Pembaruan itu membawa lebih banyak efek blur, animasi baru, bentuk ikon yang diperbarui, tipografi yang disegarkan, serta menu quick settings yang dirombak dan bisa dikustomisasi penuh. Rangkaian perubahan tersebut menunjukkan bahwa Google tetap membangun bahasa desainnya sendiri, bukan mengekor pendekatan visual pesaing.

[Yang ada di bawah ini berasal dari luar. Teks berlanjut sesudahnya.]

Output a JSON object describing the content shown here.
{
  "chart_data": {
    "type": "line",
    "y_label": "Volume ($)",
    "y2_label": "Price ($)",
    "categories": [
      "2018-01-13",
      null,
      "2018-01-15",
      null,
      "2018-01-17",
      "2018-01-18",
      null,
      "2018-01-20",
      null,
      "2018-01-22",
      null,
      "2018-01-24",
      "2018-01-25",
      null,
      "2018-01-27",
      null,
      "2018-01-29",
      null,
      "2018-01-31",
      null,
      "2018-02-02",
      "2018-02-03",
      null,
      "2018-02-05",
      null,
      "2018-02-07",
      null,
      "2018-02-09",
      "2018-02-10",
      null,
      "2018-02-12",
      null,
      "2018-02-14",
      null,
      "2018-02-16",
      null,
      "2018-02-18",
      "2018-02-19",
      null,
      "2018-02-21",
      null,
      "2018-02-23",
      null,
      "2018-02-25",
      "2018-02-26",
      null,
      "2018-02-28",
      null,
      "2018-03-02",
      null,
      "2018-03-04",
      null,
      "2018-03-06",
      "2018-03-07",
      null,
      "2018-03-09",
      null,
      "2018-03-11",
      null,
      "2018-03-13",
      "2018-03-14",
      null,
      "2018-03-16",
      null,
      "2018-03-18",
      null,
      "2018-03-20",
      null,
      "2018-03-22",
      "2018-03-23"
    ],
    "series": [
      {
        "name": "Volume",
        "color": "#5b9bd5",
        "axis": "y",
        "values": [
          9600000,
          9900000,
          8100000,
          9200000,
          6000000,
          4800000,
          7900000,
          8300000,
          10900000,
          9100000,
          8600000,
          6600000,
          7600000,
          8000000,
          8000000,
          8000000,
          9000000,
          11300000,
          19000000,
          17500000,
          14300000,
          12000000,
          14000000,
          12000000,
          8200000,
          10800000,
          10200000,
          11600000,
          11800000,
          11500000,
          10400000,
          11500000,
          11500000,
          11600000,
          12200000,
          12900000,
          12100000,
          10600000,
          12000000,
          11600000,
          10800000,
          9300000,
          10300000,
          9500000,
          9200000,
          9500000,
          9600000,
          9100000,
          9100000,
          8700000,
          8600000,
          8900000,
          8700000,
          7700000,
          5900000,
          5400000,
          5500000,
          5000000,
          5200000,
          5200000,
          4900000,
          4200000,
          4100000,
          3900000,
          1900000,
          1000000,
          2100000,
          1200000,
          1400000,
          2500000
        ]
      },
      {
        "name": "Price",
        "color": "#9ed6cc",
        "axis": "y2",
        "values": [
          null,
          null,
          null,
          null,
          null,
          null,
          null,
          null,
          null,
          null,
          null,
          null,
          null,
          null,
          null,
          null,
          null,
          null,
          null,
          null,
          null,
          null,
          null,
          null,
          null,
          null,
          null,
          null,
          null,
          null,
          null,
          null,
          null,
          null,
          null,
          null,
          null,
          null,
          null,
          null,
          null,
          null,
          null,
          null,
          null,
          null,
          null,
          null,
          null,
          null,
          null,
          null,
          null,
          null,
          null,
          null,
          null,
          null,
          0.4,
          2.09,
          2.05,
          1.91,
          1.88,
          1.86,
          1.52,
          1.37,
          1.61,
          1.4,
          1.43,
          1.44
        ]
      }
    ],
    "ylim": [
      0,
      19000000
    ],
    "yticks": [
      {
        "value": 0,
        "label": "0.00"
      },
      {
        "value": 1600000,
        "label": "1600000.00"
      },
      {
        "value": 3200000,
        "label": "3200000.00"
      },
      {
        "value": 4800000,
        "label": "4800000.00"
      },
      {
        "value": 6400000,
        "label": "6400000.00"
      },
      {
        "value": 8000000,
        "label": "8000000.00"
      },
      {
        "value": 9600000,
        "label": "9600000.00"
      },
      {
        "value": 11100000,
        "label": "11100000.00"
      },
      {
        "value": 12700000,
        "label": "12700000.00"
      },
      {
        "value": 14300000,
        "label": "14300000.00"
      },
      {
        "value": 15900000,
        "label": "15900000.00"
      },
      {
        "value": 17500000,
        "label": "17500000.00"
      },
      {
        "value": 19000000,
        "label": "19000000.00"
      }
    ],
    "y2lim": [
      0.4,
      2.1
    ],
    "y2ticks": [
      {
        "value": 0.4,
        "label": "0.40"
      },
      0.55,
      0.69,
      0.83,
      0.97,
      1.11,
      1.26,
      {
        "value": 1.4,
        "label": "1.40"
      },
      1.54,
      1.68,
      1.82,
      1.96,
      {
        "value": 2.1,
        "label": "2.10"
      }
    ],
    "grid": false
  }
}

Karena itu, bantahan terhadap rumor Liquid Glass bukan sekadar meredam salah tafsir dari sebuah teaser. Klarifikasi tersebut juga menegaskan bahwa Google masih berada di jalur pengembangan identitas visual yang sudah dibentuk sebelumnya.

Sorotan kini beralih ke acara Google

Dengan isu kaca yang sudah diluruskan, perhatian publik kembali ke The Android Show yang akan digelar pada 12 Mei pukul 1:00 PM ET dan disiarkan lewat YouTube. Acara itu diperkirakan membawa banyak pembaruan untuk ekosistem Android.

Salah satu yang paling dinanti adalah kabar lebih lanjut mengenai Android 17. Selain itu, masih ada ekspektasi terhadap detail tambahan soal proyek Aluminium OS yang berfokus pada desktop.

Google juga disebut masih menyimpan kemungkinan kejutan lain pada hari penyelenggaraan acara. Dengan klarifikasi dari Sameer Samat dan penjelasan dari Mishaal Rahman, salah satu spekulasi terbesar menjelang acara itu kini tampak sudah berhasil diredam.